When, after an hour of this, I saw that my flight still had no gate, I stopped in the smoking room — there are two in each terminal — asked an ugly woman beside me for a light, and chain-smoked three or four cigarettes so I wouldn’t have to bother anyone else: the black dude checking his texts, the cute girl with a tattoo on her neck, the obese man in a white beard wearing an NFL jersey, breathing as though he were about to dive underwater. The room was not ventilated well, there were few seats, and the ashtrays, which were deep, did not extinguish the cigarettes; they made a bonfire of them.
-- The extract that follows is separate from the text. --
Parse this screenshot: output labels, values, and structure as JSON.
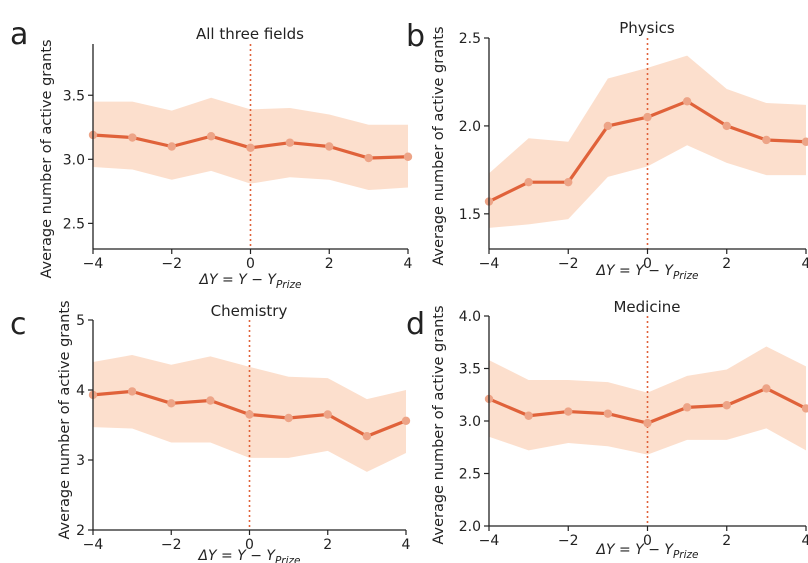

One man, on the phone, told his wife, Honey, I’m not smoking, I’m in an airport . Veterans and soldiers chummed up. A large bearded man, mid-forties, in a baseball cap and T-shirt with some writing on it, told a soldier, a short Latino with dimples in his fat cheeks, that running every morning in combat boots had busted his knees. He’d still be fighting, if they’d let him, if he had any cartilage left, and I knew it was the truth. Another old guy leaned in to the discussion; raspily he talked about his training, and the miles he ran uphill, and thanked the young Latino for defending his country.
I rejoined the non-smoking flow of the airport. I had three hours, and, sober, in the bright lights, the world’s busiest airport, the Christmas muzak, news-stands, CNN at every gate, I had the rats. It was almost midnight in Dublin, and the poison of forty straight nights — a true but accidental number — was starting to flood from my armpits, crotch and forehead. I’d withdrawn completely from my job, producing a drip of news and analysis so trivial that I could not remember what I did from hour to hour. Outside of work, I re-energized. I’d been teaching four nights a week all autumn, and in December my classes had ended, meaning I had money and time. It had been hectic and drunken and sleepless.